Twitter Hackers post bogus report of attack on Obama on AP’s account

DPA Updated - April 24, 2013 at 12:47 PM.

A group of hackers broke into the Twitter account of the Associated Press and posted a false news report on Tuesday about President Barack Obama being injured in two explosions at the White House.

Within a few minutes the US news wire service said its Twitter feed had been hacked, and immediately suspended the account.

“Our accounts have been hacked,” AP spokeswoman Erin Madigan-White said at AP headquarters in New York. “It was a bogus tweet.”

White House spokesman Jay Carney, who opened a regular White House briefing about five minutes after the false tweet, immediately said, “The president is fine.”

The hoax report read, “Breaking: Two explosions in the White House and the President is injured.” The AP, which is the US news service of record, did not move the report on its news wire. The AP’s twitter account, which is closely followed by media organizations, has 1.9 million followers.

“Hackers compromise main @AP Twitter account, sending out erroneous tweet about #WhiteHouse attack. There has been no attack at #WhiteHouse,” AP tweeted from another account, AP Courtside Seat.

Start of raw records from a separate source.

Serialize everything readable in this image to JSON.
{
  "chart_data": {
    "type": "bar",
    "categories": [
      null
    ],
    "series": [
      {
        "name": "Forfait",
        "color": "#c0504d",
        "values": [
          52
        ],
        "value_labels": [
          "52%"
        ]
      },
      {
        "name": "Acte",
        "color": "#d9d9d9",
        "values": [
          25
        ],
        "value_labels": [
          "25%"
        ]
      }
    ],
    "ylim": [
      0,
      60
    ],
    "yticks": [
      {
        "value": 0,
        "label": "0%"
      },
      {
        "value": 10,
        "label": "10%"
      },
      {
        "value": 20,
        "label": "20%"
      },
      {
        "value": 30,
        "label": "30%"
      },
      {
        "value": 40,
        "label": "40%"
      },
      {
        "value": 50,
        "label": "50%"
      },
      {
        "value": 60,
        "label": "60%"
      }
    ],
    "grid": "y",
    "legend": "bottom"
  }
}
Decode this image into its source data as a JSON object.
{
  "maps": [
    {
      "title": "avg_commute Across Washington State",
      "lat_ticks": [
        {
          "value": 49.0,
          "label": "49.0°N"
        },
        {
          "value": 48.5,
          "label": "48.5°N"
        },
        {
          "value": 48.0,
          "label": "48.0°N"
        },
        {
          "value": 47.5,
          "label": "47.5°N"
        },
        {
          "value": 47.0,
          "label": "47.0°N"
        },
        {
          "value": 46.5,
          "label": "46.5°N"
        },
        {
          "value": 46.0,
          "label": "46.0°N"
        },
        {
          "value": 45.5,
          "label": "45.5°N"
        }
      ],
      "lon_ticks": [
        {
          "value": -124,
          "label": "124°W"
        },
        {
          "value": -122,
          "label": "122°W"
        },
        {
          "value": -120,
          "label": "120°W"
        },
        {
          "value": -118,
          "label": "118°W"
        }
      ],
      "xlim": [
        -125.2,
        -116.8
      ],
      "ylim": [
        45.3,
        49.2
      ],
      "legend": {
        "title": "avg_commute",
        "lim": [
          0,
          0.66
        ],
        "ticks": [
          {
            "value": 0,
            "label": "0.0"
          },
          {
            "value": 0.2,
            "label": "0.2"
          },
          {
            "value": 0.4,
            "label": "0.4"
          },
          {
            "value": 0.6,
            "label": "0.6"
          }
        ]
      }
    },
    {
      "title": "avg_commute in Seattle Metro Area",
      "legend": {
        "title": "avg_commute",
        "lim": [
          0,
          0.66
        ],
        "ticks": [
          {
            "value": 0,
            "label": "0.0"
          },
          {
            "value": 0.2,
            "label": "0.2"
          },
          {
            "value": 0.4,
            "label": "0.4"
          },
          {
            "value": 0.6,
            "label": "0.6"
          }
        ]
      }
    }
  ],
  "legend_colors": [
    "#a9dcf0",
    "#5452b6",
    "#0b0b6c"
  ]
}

A shadowy group calling itself the Syrian Electronic Army claimed responsibility for the hoax.

“@AP get owned by Syrian Electronic Army!” said the group on its Twitter feed @official_sea6, above a photo showing the false tweet overlaid with Syrian imagery.

The group has recently targeted prominent twitter accounts including broadcaster BBC, CBS and National Public Radio in the United States. The group claimed responsibility last week for hacking the Twitter accounts of world football body FIFA and its president, Sepp Blatter.

The latest attack could have been achieved through a phishing email that compromised the passwords of AP staffers, AP reporter Mike Baker revealed on his Twitter account.

“The @AP hack came less than an hour after some of us received an impressively disguised phishing email,” Baker wrote.

The tweet sparked frenzy in US media in the few minutes before it was exposed as a hoax. The news immediately sent the Dow Jones Industrial Average down by about 1 per cent, before the index recovered its earlier level after AP refuted the bombing report.